Suzette Katrina Jordan was my Mama’s name. She had her own perspective, her own logic as to how life should be lived. She was incontestably stubborn and unbelievably broad-minded. She believed in being real, like the beauty of waking up at noon and looking ugly from the smeared makeup, she believed in the twinkle of someone’s eyes and the glow on their faces, when they spoke of something they loved, the truth, like a visitor at our place and their reaction to an untidy house and an unmade bed, or a sudden skip of a heart beat when the favourite character in a movie died.
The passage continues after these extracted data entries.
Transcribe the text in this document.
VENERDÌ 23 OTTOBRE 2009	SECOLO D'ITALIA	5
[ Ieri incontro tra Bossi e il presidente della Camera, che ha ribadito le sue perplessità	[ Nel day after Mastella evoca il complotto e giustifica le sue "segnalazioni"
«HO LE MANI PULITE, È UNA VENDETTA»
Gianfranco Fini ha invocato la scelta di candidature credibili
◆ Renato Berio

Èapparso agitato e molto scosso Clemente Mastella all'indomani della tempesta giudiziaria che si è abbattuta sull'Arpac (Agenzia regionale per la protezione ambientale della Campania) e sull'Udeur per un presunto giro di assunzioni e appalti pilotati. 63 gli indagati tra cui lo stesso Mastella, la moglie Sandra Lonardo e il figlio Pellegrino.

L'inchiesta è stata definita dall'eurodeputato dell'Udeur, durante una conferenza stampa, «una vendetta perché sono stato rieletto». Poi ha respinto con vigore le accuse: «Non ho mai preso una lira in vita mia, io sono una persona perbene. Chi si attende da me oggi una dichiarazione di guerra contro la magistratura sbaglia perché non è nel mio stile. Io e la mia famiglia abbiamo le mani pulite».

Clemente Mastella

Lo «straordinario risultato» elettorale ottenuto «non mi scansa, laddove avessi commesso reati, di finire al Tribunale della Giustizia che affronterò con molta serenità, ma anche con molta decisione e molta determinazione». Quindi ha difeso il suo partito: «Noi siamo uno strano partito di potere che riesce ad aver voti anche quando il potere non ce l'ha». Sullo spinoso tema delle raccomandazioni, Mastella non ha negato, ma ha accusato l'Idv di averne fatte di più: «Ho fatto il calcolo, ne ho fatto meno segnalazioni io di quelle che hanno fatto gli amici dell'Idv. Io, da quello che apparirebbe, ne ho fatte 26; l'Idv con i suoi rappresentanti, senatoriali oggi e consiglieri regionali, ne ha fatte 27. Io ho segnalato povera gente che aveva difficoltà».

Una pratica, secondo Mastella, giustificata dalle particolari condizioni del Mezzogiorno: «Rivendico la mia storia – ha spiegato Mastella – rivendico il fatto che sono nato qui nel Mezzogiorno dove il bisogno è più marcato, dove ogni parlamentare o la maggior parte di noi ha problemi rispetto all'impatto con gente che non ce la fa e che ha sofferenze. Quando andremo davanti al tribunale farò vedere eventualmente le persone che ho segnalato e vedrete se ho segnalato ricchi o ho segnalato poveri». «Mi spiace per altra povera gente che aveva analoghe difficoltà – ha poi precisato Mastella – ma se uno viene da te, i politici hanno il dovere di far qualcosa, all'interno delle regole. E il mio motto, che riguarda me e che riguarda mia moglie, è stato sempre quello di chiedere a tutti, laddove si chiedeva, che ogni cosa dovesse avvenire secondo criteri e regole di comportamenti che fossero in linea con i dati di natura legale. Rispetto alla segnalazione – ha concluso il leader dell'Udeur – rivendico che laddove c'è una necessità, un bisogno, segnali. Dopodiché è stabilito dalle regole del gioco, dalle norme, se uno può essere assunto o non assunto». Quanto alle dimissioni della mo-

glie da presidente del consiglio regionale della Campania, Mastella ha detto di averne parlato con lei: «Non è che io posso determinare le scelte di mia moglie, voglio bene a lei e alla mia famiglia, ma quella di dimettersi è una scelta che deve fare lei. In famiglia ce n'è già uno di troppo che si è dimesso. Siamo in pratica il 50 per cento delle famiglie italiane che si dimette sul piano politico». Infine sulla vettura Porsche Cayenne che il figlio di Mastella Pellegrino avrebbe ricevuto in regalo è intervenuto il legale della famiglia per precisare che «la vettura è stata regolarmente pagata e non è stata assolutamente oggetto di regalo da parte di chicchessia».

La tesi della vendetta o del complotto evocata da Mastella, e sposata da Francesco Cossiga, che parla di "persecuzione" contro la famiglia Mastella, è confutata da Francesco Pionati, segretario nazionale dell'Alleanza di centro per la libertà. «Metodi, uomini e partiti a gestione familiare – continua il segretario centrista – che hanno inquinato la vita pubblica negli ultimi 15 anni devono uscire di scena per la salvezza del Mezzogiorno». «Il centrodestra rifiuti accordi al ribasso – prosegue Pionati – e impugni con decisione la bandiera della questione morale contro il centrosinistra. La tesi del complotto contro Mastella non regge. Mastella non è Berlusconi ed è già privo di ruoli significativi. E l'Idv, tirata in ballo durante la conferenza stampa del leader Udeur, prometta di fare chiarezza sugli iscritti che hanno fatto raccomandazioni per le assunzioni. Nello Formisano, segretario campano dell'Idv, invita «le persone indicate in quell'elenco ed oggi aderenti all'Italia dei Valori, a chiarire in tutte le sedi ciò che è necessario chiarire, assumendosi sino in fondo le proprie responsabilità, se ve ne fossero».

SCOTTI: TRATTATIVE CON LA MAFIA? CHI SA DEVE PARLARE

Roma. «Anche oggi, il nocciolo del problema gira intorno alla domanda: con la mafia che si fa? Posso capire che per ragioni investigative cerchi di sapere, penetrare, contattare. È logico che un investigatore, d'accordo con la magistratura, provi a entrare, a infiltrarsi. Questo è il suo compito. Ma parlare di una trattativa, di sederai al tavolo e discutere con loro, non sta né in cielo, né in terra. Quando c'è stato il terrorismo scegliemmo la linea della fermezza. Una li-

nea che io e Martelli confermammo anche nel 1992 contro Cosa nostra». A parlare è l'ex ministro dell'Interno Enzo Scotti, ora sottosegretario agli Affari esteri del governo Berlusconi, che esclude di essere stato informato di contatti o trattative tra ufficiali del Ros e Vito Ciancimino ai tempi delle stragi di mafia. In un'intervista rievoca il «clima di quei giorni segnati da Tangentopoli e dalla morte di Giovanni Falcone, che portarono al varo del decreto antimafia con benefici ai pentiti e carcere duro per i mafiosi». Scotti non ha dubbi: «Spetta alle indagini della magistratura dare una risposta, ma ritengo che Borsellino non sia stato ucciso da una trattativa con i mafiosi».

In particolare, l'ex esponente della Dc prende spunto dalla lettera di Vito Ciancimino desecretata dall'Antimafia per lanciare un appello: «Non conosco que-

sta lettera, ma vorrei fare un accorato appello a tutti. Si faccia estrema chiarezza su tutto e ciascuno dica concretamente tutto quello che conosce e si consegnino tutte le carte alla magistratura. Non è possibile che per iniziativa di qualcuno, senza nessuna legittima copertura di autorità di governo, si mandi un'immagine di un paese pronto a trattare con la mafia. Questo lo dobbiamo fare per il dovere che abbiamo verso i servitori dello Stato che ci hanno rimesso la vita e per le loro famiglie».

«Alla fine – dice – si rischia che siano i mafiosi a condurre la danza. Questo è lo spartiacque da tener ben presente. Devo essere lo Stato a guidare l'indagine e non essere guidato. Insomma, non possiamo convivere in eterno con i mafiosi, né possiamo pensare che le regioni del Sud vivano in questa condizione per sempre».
My Mama taught my sister and I to live for the small moments, moments like our first kiss, the adrenaline rush during a thrilling moment. She taught us to work hard just to be Able enough to fight this world. She taught us that no work makes you big or small, and no job defines you. Mama taught me to stay humble, “No matter how much money, pride or ego we have, all our coffins are made the same size.”
Words fall short and pages less, to describe the woman I was brought up by. She was the only person I know who has from the beginning till the very end been true to herself, and learned from her mistakes, even though she made one too many of them. She showed me that no one is perfect, and that we shouldn’t judge anyone. Sure my mother taught me things the hard way, but at least now I know that even when I’m all alone and have nothing, I will always have myself, the one that I’m true to and at peace with, the part of me that won’t make me feel so at a distance from myself. When I grow up I want to be like my Mother, be REAL. Would you dare to? What do you have to lose?
Rhea Jordan is a student and lives in Kolkata. A version of this essay was first written for a school assignment shortly before the death of her mother.